Wednesday, 5 October 2016

This Day In Postseason History: October 5, 1953: Billy Martin, Yankee Hero

October 5th, 1953
World Series, Game 6
Brooklyn Dodgers at New York Yankees
Yankee Stadium, New York


            In Ken Burns’ documentary “Baseball,” the seventh inning (or episode if you will) was entitled ‘The Capital of Baseball.’ It’s in reference to the dominance displayed by all three teams that played in the city of New York during the 1950s. It seemed that either the Yankees, Giants or Dodgers played in the World Series every season. From 1949 until 1958, all ten Series featured a New York team and in six of those, the Yankees faced either the Giants or Dodgers.
            1953 was one of those years and it was the Dodgers who were looking for their first championship. They had never had any luck in the Series, having never won. And when the Yankees took the first two games at Yankee Stadium by scores of 9-5 and 4-2, it looked like it would remain status quo.
            But the Dodgers battled back to win the next two games at Ebbets Field by 3-2 and 7-3 scores. The Yankees took the final game in Brooklyn, 11-7, and took their three games to two lead back to the Bronx for Game 6.
            On this Monday afternoon, 62,370 New Yorkers would enter the turnstiles of The Stadium and they were in for one exciting ball game. The Dodgers would send Carl Erksine to the mound while the Yankees countered with the Whitey Ford.
            The Dodgers put two runners on base in the top of the first, but Ford escaped without allowing a run. The Yankees would give him some support in the bottom half of the inning when Yogi Berra hit a ground rule double scoring Gene Woodling. Hank Bauer would score the second Yankee run on an error by second baseman Jim Gilliam.
            The Yanks would add to their lead in the second when Phil Rizzuto scored on a sacrifice fly by Woodling. Ford, meanwhile, was cruising along. The “Chairman of the Board” would shutout the Dodgers through the first five innings.

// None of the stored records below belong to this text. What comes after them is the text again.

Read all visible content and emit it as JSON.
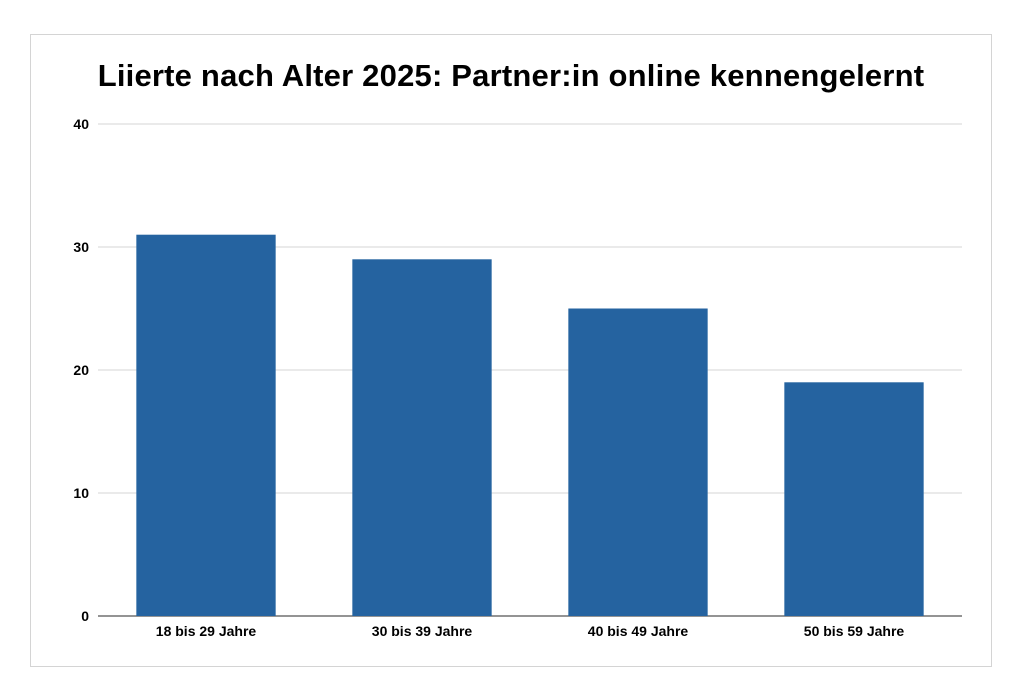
{
  "chart_data": {
    "type": "bar",
    "title": "Liierte nach Alter 2025: Partner:in online kennengelernt",
    "categories": [
      "18 bis 29 Jahre",
      "30 bis 39 Jahre",
      "40 bis 49 Jahre",
      "50 bis 59 Jahre"
    ],
    "values": [
      31,
      29,
      25,
      19
    ],
    "ylim": [
      0,
      40
    ],
    "yticks": [
      "0",
      "10",
      "20",
      "30",
      "40"
    ],
    "grid": true,
    "legend": "none",
    "bar_color": "#2563a0",
    "grid_color": "#d6d6d6",
    "axis_color": "#555555"
  }
}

            But Brooklyn finally got to Ford in the sixth. With one out, Jackie Robinson doubled, then stole third. He would score on an RBI groundout by Roy Campanella. But Ford settled down and didn’t allow another run through the seventh inning. He was replaced by Allie Reynolds in the eighth, and the reliever only allowed a single in the inning before retiring the side. The Yankees were three outs away from their fifth consecutive World Series Championship and took their 3-1 lead to the ninth.
            With one out, Reynolds walked Duke Snider. The next batter, Carl Furillo, connected on a Reynolds’ pitch for a game-tying two-run home run, Furillo’s third hit of the day. The Yankee pitcher struck out the next two batters, giving the Yankees a chance to win the game in the bottom of the ninth.

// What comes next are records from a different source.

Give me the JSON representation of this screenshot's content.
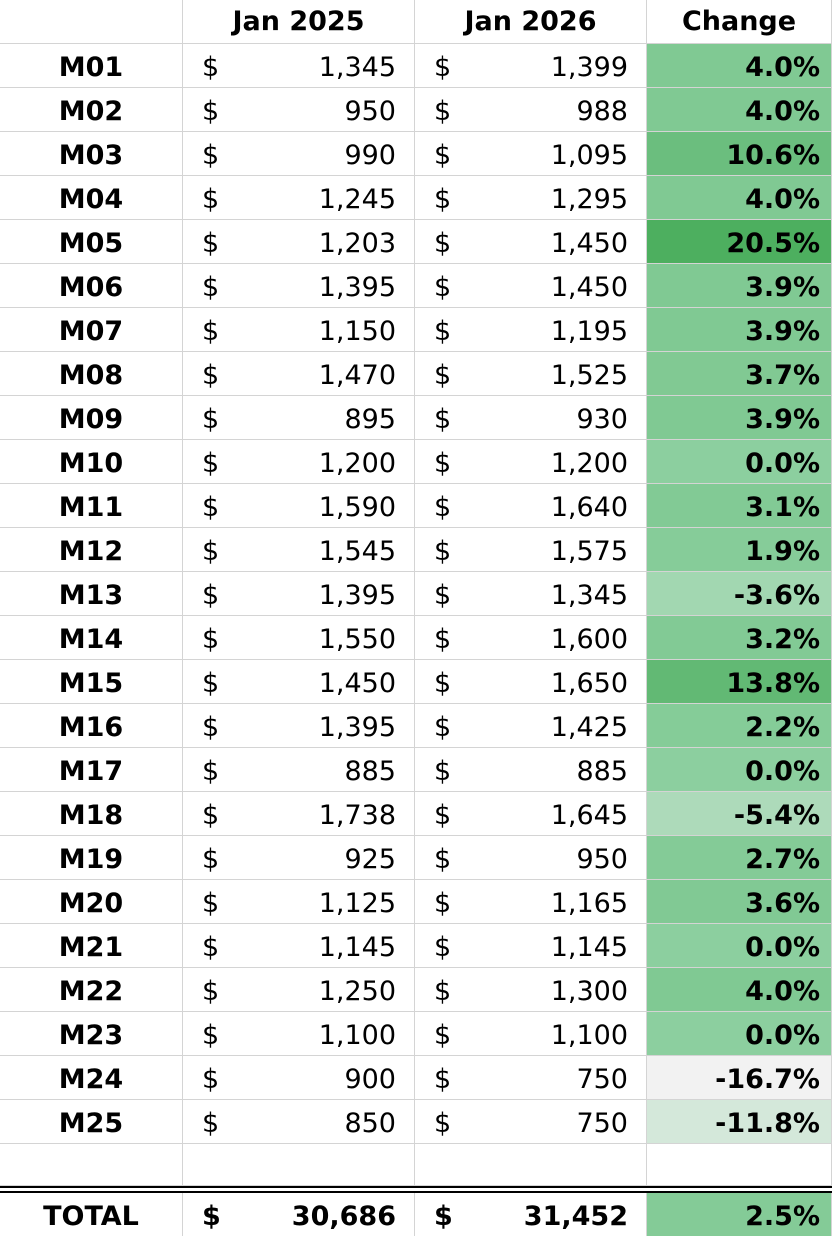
{
  "columns": {
    "name": "",
    "jan2025": "Jan 2025",
    "jan2026": "Jan 2026",
    "change": "Change"
  },
  "currency_symbol": "$",
  "rows": [
    {
      "name": "M01",
      "jan2025": "1,345",
      "jan2026": "1,399",
      "change": "4.0%",
      "change_value": 4.0
    },
    {
      "name": "M02",
      "jan2025": "950",
      "jan2026": "988",
      "change": "4.0%",
      "change_value": 4.0
    },
    {
      "name": "M03",
      "jan2025": "990",
      "jan2026": "1,095",
      "change": "10.6%",
      "change_value": 10.6
    },
    {
      "name": "M04",
      "jan2025": "1,245",
      "jan2026": "1,295",
      "change": "4.0%",
      "change_value": 4.0
    },
    {
      "name": "M05",
      "jan2025": "1,203",
      "jan2026": "1,450",
      "change": "20.5%",
      "change_value": 20.5
    },
    {
      "name": "M06",
      "jan2025": "1,395",
      "jan2026": "1,450",
      "change": "3.9%",
      "change_value": 3.9
    },
    {
      "name": "M07",
      "jan2025": "1,150",
      "jan2026": "1,195",
      "change": "3.9%",
      "change_value": 3.9
    },
    {
      "name": "M08",
      "jan2025": "1,470",
      "jan2026": "1,525",
      "change": "3.7%",
      "change_value": 3.7
    },
    {
      "name": "M09",
      "jan2025": "895",
      "jan2026": "930",
      "change": "3.9%",
      "change_value": 3.9
    },
    {
      "name": "M10",
      "jan2025": "1,200",
      "jan2026": "1,200",
      "change": "0.0%",
      "change_value": 0.0
    },
    {
      "name": "M11",
      "jan2025": "1,590",
      "jan2026": "1,640",
      "change": "3.1%",
      "change_value": 3.1
    },
    {
      "name": "M12",
      "jan2025": "1,545",
      "jan2026": "1,575",
      "change": "1.9%",
      "change_value": 1.9
    },
    {
      "name": "M13",
      "jan2025": "1,395",
      "jan2026": "1,345",
      "change": "-3.6%",
      "change_value": -3.6
    },
    {
      "name": "M14",
      "jan2025": "1,550",
      "jan2026": "1,600",
      "change": "3.2%",
      "change_value": 3.2
    },
    {
      "name": "M15",
      "jan2025": "1,450",
      "jan2026": "1,650",
      "change": "13.8%",
      "change_value": 13.8
    },
    {
      "name": "M16",
      "jan2025": "1,395",
      "jan2026": "1,425",
      "change": "2.2%",
      "change_value": 2.2
    },
    {
      "name": "M17",
      "jan2025": "885",
      "jan2026": "885",
      "change": "0.0%",
      "change_value": 0.0
    },
    {
      "name": "M18",
      "jan2025": "1,738",
      "jan2026": "1,645",
      "change": "-5.4%",
      "change_value": -5.4
    },
    {
      "name": "M19",
      "jan2025": "925",
      "jan2026": "950",
      "change": "2.7%",
      "change_value": 2.7
    },
    {
      "name": "M20",
      "jan2025": "1,125",
      "jan2026": "1,165",
      "change": "3.6%",
      "change_value": 3.6
    },
    {
      "name": "M21",
      "jan2025": "1,145",
      "jan2026": "1,145",
      "change": "0.0%",
      "change_value": 0.0
    },
    {
      "name": "M22",
      "jan2025": "1,250",
      "jan2026": "1,300",
      "change": "4.0%",
      "change_value": 4.0
    },
    {
      "name": "M23",
      "jan2025": "1,100",
      "jan2026": "1,100",
      "change": "0.0%",
      "change_value": 0.0
    },
    {
      "name": "M24",
      "jan2025": "900",
      "jan2026": "750",
      "change": "-16.7%",
      "change_value": -16.7
    },
    {
      "name": "M25",
      "jan2025": "850",
      "jan2026": "750",
      "change": "-11.8%",
      "change_value": -11.8
    }
  ],
  "total": {
    "name": "TOTAL",
    "jan2025": "30,686",
    "jan2026": "31,452",
    "change": "2.5%",
    "change_value": 2.5
  },
  "color_scale": {
    "min_value": -16.7,
    "mid_value": 0.0,
    "max_value": 20.5,
    "min_color": "#f2f2f2",
    "mid_color": "#8ccf9f",
    "max_color": "#4daf5f"
  }
}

            Bauer led off with a walk. One out later, Mickey Mantle hit a slow roller to third base. While Mantle was always hobbled with a bad knee, he was fast enough to beat out the infield base hit. The Series-clinching run was now at second with Billy Martin at the plate. And the Yankee second baseman came through with a single up the middle. Bauer rounded third and scored standing up, giving the Yankees a 4-3 victory and another World Championship.